Fates, by Lanie Bross

Lanie Bross's debut novel Fates aims to be an operatic YA paranormal romance, a wild fantasy adventure, and a compelling coming-of-age story, all at the same time and in less than 350 pages. None of it quite succeeds, but props to the author for making the attempt.

Bross's story shifts between two characters: Lucas, a teenage soccer player with a troubled home life, and Corinthe, a fallen Fate cursed to live among humans, doing whatever it takes to ensure their destinies unfold as planned—arranging accidents, meetings, even deaths. Corinthe wants nothing more than to return to her magical home, but before she can leave she must arrange for Lucas to die... despite their overwhelming and inexplicable attraction to one another.

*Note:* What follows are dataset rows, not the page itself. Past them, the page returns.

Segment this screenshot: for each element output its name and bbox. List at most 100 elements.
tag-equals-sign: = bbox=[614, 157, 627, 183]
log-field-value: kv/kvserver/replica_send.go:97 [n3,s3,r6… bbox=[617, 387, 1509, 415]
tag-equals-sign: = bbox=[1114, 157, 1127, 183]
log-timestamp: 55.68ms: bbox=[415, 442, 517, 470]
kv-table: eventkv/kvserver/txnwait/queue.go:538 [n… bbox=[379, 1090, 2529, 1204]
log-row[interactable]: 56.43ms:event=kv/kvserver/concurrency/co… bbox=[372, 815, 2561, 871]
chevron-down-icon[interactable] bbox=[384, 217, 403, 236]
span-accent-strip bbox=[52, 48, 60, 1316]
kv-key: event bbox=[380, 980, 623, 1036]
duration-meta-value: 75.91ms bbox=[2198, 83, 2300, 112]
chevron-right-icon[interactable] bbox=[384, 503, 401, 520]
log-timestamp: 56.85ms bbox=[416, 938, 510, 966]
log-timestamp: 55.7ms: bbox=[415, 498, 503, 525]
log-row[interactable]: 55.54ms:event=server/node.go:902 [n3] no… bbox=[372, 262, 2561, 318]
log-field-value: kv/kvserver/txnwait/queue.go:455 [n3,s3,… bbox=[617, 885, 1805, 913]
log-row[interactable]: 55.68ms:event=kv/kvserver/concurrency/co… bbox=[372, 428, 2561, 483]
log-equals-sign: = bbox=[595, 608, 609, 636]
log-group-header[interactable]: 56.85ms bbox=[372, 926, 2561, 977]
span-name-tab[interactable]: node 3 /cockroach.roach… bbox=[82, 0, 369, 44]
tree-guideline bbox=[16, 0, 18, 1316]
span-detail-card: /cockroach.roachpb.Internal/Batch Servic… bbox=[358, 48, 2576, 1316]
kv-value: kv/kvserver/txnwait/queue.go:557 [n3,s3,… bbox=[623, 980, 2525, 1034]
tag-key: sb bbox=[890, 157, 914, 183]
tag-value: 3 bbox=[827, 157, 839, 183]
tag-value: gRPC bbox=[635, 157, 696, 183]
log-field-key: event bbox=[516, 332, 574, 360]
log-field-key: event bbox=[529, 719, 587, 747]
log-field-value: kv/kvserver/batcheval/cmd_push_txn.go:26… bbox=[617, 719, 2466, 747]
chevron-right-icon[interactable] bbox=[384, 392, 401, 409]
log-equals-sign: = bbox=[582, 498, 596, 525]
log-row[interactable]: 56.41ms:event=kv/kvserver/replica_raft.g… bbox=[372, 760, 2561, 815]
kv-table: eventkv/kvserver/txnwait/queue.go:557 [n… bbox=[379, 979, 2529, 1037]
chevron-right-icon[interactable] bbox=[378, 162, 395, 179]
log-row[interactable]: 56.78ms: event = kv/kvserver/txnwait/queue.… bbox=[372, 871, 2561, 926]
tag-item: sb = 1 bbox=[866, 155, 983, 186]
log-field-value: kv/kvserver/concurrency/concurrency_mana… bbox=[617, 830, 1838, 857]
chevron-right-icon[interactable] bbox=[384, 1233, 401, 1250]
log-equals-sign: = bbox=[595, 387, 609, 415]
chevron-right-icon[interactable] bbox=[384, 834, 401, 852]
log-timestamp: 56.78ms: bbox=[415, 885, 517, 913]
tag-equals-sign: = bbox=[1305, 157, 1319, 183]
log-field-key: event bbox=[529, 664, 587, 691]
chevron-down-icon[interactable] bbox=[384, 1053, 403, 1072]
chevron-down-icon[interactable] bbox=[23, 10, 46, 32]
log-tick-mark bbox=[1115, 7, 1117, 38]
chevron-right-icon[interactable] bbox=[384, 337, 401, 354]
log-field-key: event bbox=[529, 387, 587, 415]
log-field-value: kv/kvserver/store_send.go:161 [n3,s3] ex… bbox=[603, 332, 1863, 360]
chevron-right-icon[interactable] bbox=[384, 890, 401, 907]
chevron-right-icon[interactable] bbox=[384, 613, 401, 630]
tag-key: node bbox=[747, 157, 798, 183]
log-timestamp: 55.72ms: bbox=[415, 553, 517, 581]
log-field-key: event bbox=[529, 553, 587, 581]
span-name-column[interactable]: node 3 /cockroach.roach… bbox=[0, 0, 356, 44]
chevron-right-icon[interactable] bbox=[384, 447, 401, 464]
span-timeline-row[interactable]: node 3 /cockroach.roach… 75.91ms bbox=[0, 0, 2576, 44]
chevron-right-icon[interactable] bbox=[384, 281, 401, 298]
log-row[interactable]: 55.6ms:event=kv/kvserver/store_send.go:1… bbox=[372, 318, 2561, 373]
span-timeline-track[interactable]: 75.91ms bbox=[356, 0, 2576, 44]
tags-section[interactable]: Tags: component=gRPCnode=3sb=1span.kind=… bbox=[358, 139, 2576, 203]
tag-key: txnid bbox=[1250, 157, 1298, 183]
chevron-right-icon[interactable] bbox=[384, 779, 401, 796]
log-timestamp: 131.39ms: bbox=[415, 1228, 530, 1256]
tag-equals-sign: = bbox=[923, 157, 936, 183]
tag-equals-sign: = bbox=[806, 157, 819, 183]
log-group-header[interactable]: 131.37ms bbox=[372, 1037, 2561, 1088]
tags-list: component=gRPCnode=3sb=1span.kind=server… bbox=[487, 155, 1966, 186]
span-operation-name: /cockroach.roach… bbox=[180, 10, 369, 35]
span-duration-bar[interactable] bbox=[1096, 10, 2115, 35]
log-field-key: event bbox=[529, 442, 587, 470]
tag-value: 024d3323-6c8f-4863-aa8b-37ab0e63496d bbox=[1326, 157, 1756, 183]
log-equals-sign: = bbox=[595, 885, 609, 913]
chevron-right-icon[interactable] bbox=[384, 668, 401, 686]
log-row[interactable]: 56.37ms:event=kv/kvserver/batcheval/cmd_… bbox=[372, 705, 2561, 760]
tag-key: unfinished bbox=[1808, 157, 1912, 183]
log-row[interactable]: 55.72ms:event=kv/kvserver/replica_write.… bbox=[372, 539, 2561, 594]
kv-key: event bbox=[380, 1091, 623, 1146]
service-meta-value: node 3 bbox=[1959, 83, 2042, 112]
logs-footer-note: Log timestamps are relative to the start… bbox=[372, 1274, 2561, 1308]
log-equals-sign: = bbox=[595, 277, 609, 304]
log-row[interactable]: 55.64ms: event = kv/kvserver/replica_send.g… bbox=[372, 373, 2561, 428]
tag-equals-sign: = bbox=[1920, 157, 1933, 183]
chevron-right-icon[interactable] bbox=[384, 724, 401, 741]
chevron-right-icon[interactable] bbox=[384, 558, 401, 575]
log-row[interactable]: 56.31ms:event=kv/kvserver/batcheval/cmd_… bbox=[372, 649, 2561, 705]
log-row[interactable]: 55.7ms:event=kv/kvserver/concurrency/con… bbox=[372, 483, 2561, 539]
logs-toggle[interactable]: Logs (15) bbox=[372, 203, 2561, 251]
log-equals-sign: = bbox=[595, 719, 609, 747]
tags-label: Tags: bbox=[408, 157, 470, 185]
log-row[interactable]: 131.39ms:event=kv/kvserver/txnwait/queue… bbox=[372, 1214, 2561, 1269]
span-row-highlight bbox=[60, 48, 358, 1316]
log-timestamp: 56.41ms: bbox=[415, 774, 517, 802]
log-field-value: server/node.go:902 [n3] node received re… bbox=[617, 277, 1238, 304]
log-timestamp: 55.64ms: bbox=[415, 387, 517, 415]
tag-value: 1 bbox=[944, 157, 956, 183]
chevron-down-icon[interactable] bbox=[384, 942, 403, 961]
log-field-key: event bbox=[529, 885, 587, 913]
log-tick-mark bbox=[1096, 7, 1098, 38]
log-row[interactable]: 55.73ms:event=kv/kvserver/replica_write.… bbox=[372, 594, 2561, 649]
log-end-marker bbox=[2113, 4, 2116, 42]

Fates has significant flaws. Corinthe is burdened with a flat affect and general air of inhumanity, which makes her “great love” with Lucas feel less epic and more arbitrary. Bross comes up with some cool fantasy elements (vampire tree nymphs!), but mostly fails to develop them. The whole novel really needed to be twice as long: the fantasy stuff should have been more thoroughly explained, Corinthe's developing understanding of love and humanity should have felt harder-won, and Lucas's attraction to her should have been based on something greater than a gut feeling of connection (which persists, despite the fact that, oh yeah, she keeps trying to knife him).

Despite the above complaints, however, I couldn't write Bross's story off completely. The first scene in Fates hits with a visceral punch, the author has a gift for quick yet effective descriptive passages ("Blond hair flashed in the sun, like a coin under the water"), and hardworking, responsible Lucas is a remarkably engaging protagonist. These charms aren't enough to overcome the book's weaknesses, but I'm interested to see what Ms. Bross produces next—this particular literary recipe may not have worked, but at least she came up with some intriguing ingredients.

Review based on publisher-provided copy.